Un signe bien banal, voilà ce que nous propose cette page d’Évangile. Bien souvent l’extraordinaire est à reconnaître dans la banalité de notre vie. Ouvrons les yeux comme ces bergers qui savent reconnaître dans leur monde l’extraordinaire salut donné par Dieu. Ouvrons les yeux comme Moïse qui se détourne pour reconnaître la présence même de Dieu dans un simple buisson. Notre vie toute simple connaît également ces gestes de Dieu pour transformer notre existence.
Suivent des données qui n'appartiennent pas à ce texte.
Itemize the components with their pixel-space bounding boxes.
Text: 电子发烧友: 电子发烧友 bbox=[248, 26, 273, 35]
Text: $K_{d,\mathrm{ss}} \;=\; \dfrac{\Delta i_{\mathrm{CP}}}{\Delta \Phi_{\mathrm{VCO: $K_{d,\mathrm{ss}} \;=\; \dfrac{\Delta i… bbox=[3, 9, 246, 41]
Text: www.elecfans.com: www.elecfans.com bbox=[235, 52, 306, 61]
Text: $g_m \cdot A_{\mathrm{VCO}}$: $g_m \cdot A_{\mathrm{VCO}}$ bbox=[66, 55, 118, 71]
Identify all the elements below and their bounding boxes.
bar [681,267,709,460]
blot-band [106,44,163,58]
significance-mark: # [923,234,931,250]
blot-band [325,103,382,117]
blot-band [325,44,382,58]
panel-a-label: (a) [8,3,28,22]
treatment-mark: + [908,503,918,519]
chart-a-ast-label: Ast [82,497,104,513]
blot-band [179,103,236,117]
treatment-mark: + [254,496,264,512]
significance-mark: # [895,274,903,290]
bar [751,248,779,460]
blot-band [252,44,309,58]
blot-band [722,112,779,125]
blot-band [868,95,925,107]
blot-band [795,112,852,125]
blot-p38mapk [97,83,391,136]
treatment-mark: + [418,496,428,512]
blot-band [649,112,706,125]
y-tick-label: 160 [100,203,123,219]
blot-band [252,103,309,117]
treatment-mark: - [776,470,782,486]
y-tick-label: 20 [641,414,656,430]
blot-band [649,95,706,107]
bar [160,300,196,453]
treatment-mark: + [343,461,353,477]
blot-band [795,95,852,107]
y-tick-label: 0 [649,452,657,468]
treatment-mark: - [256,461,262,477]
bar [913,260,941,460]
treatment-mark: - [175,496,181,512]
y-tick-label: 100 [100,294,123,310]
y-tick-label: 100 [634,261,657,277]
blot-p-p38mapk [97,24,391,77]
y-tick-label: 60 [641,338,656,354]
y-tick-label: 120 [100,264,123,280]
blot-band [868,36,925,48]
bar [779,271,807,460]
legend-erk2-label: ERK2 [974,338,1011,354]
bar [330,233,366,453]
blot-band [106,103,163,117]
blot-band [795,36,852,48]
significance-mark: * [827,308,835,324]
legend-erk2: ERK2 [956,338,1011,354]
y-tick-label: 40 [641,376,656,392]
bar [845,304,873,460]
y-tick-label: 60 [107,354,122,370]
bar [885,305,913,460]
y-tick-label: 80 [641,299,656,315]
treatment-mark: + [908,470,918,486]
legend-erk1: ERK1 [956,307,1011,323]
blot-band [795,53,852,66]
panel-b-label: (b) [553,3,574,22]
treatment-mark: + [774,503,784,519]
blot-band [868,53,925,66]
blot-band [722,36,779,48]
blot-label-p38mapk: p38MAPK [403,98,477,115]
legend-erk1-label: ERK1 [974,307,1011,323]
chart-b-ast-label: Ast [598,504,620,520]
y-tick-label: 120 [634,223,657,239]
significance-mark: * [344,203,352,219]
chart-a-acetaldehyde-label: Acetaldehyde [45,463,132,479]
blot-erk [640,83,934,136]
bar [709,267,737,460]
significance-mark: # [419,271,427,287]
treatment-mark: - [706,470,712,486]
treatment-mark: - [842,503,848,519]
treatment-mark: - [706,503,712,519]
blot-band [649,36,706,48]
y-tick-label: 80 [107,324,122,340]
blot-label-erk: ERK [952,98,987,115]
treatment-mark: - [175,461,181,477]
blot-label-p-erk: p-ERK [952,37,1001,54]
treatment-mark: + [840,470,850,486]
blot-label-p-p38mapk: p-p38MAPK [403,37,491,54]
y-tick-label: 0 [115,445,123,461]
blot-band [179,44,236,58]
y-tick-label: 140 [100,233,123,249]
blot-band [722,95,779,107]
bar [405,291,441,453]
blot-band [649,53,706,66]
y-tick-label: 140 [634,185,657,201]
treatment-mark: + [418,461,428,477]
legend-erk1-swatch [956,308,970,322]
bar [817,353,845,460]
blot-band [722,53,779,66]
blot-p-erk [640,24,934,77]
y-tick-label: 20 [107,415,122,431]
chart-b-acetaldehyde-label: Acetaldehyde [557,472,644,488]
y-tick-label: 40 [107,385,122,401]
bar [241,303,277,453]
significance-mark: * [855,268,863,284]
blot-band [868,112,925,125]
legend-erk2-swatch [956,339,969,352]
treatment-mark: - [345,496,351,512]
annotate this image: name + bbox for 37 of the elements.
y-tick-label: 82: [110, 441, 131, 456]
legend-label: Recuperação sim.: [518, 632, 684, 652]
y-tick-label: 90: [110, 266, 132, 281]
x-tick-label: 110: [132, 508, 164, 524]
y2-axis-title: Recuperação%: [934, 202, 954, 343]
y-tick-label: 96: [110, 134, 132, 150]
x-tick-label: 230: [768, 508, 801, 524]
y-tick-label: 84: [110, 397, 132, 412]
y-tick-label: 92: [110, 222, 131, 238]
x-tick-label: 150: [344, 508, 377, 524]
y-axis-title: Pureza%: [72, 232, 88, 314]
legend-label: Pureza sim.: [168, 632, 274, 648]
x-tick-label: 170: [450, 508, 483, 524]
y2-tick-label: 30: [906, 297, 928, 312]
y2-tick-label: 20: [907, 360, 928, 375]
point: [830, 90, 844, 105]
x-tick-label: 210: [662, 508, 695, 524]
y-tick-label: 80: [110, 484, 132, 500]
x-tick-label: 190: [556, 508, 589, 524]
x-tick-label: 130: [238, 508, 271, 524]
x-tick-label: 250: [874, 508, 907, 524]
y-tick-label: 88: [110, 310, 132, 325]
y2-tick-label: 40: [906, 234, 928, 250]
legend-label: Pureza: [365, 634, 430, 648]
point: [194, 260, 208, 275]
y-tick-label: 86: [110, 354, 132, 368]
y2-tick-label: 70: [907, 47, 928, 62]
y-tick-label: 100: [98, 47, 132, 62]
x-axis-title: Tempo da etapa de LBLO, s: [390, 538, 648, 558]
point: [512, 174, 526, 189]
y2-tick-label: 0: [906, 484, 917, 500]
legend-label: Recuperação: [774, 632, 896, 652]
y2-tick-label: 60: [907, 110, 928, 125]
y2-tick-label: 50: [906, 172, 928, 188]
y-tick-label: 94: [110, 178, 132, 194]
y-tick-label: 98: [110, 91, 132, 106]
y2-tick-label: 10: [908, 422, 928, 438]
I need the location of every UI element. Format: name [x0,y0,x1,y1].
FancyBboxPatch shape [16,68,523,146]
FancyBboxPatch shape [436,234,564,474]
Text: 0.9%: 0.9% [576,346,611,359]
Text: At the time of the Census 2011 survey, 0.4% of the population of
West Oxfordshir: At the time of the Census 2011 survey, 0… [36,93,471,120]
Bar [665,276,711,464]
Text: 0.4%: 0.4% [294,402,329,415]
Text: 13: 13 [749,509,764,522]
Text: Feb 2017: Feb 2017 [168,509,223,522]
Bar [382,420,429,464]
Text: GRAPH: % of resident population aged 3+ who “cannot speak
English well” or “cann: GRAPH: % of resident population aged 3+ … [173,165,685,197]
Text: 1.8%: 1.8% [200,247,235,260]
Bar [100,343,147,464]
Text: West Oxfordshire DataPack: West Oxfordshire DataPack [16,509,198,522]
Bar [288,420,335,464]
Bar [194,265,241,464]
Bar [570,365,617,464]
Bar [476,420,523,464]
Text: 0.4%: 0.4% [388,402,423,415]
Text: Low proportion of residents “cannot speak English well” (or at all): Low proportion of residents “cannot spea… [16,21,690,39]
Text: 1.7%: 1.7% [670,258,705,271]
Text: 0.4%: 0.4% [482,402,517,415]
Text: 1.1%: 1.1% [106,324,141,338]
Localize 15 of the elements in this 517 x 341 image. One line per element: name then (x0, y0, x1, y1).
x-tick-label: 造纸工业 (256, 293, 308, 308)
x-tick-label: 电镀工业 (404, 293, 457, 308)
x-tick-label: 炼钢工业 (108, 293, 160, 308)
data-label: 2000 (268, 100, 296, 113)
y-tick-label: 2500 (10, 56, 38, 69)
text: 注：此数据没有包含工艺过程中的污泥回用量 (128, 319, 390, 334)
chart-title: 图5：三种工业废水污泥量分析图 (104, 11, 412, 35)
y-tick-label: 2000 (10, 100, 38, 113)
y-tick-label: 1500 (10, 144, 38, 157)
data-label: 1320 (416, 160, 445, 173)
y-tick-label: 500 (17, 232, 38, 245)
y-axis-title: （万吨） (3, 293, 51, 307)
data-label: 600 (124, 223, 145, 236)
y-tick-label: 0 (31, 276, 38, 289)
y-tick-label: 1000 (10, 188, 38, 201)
Sachons ouvrir les yeux et rendre grâce pour ces petites et grandes choses qui nous arrivent, pour telle personne qui a été pour nous un ange, pour une nouvelle qui nous ouvre à l’espérance de Dieu…

Ouvrons les yeux sur ce signe qu’est l’enfant Jésus emmailloté et couché dans une mangeoire, il y a là un triple signe qui nous parle du salut de Dieu pour nous.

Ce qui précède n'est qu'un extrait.